Es geht um die Sache

Mittlerweile etablieren sich als Reaktion auf das Zinsniveau auch alternative Stiftungsmodelle: "Sie können beispielsweise ein gewisses Kapital bereitstellen und bestimmen, dass eine bestimmte Summe daraus jährlich dem Stiftungszweck zugeführt wird." Eine andere Möglichkeit sei, einer Stiftung Immobilien zu überlassen.
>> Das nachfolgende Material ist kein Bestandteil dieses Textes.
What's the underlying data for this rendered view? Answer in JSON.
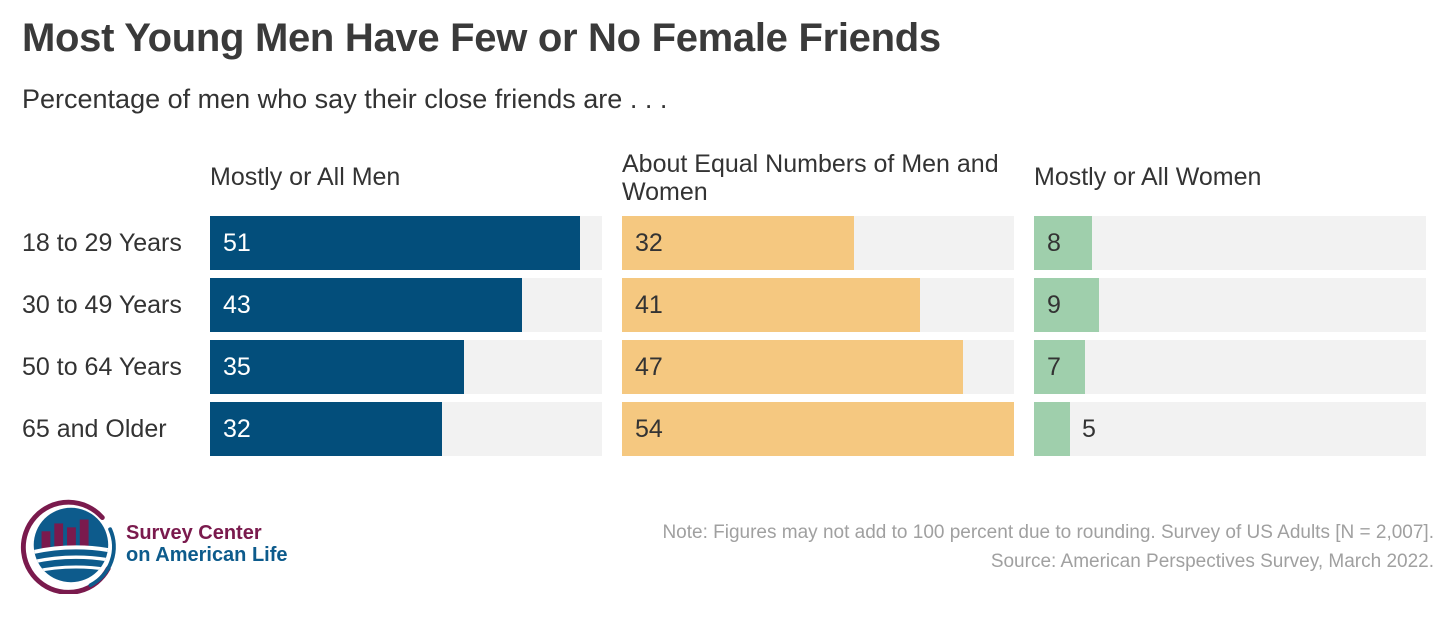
{
  "title": "Most Young Men Have Few or No Female Friends",
  "subtitle": "Percentage of men who say their close friends are . . .",
  "chart_data": {
    "type": "bar",
    "orientation": "horizontal",
    "layout": "small-multiples",
    "categories": [
      "18 to 29 Years",
      "30 to 49 Years",
      "50 to 64 Years",
      "65 and Older"
    ],
    "xlim": [
      0,
      54
    ],
    "series": [
      {
        "name": "Mostly or All Men",
        "values": [
          51,
          43,
          35,
          32
        ],
        "color": "#034e7b",
        "label_color": "#ffffff"
      },
      {
        "name": "About Equal Numbers of Men and Women",
        "values": [
          32,
          41,
          47,
          54
        ],
        "color": "#f5c880",
        "label_color": "#333333"
      },
      {
        "name": "Mostly or All Women",
        "values": [
          8,
          9,
          7,
          5
        ],
        "color": "#9fcfac",
        "label_color": "#333333"
      }
    ],
    "track_color": "#f2f2f2",
    "grid": false,
    "legend": "none"
  },
  "footer": {
    "logo_line1": "Survey Center",
    "logo_line2": "on American Life",
    "note": "Note: Figures may not add to 100 percent due to rounding. Survey of US Adults [N = 2,007].",
    "source": "Source: American Perspectives Survey, March 2022."
  },
  "colors": {
    "logo_purple": "#7a1a4d",
    "logo_blue": "#0d5b8c"
  },
  "icons": {
    "logo": "survey-center-logo-icon"
  }
}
Rittgen kann sich angesichts der gegenwärtigen Entwicklung durchaus für ein Modell erwärmen, bei dem das Stiftungskapital nach und nach aufgebraucht wird. "Den Stifterinnen und Stiftern geht es schließlich nie ums Geld allein, es geht ihnen um die Sache, um die Förderung von jungen Wissenschaftlerinnen und Wissenschaftlern, von herausragenden Projekten. Sie fördern seit elf Jahren Exzellenz. Dafür setzen sie verantwortungsvoll ihr Kapital ein, das wir verwalten."

Auf insgesamt rund 6,5 Millionen Euro beläuft sich dieses Kapital momentan. "Es ist eine schöne Summe", räumt Rittgen ein. "Ich habe aber eine noch viel schönere Nachricht." Er zückt sein Smartphone. "In zehn Jahren sind fast 1,3 Millionen Euro ausgeschüttet worden. Wenn Sie dann noch bedenken, dass es sich oft um kleine Förderbeiträge von unter 1.000 Euro handelt, dann können Sie sich ungefähr vorstellen, wie viele Leute davon profitiert haben." Rittgens Handy verschwindet wieder im dunklen Jackett. "Diese Zahl", meint er zum Schluss, "die ist wirklich erfreulich."